The psychical researchers Eric Dingwall and Harry Toll re-published an anonymous work written by a quondam medium entitled Revelations of a Spirit Medium (1922) which exposed the tricks of mediumship and the fraudulent methods of producing "spirit hands".[41] Originally all the copies of the book were bought upwards by spiritualists and deliberately destroyed.[42] On the subject field of ectoplasm and fraud John Ryan Haule wrote:

Because ectoplasm was believed susceptible to destruction by calorie-free, the possibility that ectoplasm might appear became a reason for making sure that Victorian séances took place in near darkness.

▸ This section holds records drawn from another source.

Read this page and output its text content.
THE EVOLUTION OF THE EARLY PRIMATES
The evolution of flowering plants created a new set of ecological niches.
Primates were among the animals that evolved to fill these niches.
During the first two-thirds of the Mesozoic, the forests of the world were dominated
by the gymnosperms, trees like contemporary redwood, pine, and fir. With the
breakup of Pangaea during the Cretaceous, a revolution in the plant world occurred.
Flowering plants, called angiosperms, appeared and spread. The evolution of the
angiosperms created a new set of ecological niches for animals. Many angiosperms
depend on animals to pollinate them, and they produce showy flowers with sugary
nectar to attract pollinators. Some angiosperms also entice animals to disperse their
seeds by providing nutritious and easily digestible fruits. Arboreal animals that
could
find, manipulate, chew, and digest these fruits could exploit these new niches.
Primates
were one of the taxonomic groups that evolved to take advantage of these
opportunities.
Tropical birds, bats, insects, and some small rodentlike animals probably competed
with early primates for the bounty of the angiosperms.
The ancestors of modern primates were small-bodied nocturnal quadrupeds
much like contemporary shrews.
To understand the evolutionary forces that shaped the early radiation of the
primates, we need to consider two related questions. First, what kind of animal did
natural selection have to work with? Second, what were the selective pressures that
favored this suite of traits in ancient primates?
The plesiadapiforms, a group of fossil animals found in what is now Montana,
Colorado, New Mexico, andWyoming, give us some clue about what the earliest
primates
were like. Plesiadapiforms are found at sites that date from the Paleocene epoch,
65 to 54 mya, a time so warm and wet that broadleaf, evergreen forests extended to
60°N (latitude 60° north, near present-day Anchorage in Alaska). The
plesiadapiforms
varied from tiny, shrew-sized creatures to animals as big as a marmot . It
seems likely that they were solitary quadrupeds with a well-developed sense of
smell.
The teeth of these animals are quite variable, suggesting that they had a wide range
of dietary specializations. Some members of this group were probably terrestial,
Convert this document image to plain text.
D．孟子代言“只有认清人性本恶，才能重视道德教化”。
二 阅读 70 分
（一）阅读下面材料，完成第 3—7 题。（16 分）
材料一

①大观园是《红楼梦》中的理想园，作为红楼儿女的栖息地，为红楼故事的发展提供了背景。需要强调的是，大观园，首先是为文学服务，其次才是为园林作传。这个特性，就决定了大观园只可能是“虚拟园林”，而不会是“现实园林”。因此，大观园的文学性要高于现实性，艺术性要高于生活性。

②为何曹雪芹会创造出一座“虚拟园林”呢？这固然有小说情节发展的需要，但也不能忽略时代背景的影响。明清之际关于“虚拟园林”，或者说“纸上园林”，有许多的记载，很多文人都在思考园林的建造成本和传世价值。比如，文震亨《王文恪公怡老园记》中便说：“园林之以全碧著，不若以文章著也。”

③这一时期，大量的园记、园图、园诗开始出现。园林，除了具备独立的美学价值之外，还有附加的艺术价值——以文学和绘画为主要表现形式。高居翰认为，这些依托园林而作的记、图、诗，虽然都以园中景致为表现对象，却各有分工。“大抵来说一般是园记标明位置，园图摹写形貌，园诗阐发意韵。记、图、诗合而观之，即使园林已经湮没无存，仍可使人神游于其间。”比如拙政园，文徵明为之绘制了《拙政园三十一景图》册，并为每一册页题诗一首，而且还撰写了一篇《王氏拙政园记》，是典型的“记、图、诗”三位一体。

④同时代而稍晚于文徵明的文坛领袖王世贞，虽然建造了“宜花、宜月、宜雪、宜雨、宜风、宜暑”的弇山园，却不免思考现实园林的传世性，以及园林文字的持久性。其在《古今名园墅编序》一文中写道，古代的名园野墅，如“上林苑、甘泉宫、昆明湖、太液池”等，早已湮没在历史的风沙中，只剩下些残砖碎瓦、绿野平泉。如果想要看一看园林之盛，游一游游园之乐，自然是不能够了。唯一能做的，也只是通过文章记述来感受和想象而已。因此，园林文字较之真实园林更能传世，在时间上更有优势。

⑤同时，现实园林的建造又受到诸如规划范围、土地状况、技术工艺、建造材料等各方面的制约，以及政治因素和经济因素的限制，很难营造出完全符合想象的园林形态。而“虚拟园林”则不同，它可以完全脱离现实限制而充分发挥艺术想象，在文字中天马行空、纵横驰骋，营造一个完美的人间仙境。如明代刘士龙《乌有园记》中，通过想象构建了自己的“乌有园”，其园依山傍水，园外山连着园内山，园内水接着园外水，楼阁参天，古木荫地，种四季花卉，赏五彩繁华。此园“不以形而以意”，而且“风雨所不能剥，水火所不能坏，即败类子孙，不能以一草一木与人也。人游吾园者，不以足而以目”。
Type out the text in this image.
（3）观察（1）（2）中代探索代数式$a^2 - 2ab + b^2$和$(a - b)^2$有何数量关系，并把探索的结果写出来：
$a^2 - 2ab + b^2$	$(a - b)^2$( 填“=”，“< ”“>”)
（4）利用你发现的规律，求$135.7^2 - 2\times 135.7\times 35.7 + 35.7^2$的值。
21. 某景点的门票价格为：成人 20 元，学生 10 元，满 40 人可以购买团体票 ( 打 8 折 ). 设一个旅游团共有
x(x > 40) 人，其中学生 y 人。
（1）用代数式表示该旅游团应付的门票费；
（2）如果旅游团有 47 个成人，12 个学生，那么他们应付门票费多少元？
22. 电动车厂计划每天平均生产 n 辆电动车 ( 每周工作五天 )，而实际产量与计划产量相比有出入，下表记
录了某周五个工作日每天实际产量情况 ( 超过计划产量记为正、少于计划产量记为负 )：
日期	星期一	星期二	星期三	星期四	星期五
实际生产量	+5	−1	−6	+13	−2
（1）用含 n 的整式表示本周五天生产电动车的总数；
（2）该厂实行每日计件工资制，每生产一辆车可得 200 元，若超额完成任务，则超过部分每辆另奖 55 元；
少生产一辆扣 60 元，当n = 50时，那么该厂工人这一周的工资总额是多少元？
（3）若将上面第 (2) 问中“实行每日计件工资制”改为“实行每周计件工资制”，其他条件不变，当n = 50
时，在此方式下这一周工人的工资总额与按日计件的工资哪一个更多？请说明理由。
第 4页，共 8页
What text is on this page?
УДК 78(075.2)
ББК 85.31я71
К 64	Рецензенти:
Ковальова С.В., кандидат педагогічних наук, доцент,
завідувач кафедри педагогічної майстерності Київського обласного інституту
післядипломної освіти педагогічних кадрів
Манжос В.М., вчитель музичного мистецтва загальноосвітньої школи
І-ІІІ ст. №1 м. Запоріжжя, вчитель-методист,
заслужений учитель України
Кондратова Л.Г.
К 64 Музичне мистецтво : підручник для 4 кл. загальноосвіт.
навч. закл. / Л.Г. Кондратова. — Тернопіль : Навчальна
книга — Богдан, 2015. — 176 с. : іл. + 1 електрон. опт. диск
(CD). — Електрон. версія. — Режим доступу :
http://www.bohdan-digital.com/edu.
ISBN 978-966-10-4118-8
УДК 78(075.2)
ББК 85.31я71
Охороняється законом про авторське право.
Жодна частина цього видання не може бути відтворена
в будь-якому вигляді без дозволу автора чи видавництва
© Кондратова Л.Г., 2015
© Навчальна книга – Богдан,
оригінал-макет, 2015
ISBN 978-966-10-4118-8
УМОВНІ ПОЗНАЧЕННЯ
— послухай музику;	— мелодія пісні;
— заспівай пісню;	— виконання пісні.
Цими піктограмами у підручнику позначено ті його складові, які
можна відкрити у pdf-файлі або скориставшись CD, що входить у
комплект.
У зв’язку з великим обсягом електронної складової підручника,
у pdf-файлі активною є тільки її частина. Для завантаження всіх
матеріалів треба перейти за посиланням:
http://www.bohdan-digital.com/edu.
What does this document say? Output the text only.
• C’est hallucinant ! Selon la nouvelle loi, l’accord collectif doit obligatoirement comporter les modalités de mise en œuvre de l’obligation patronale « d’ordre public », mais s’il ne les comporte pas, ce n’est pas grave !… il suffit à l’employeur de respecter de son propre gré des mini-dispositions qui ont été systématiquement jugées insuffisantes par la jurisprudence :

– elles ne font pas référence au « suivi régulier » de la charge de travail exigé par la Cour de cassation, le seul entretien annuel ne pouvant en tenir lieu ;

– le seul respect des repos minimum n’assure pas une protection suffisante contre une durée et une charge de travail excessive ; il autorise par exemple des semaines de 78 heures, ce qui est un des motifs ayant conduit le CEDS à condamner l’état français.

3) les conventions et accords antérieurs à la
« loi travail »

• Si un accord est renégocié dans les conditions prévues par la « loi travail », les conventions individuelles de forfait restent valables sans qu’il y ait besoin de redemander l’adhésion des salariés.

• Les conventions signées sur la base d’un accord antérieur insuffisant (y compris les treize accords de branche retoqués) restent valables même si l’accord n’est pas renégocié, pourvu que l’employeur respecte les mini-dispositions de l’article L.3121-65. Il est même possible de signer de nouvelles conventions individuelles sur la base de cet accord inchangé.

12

Poor lighting weather besides became an opportunity for fraud, particularly as faux ectoplasm was easy to make with a mixture of soap, gelatin and egg white, or perhaps merely well-placed muslin.[43]

Psychical researcher Harry Price exposed medium Helen Duncan'due south fraudulent techniques by proving, through assay of a sample of ectoplasm produced by Duncan, that it was cheesecloth that she had swallowed and regurgitated.[44] Duncan had also used dolls' heads and masks as ectoplasm.[45] Mediums would also cut pictures from magazines and stick them to the cheesecloth to pretend they were spirits of the dead.[46] Another researcher, C. D. Wide, wrote that ectoplasm in many cases has proven to be equanimous of domicile material such as butter-muslin and that there is no solid bear witness that it has anything to do with spirits.[47]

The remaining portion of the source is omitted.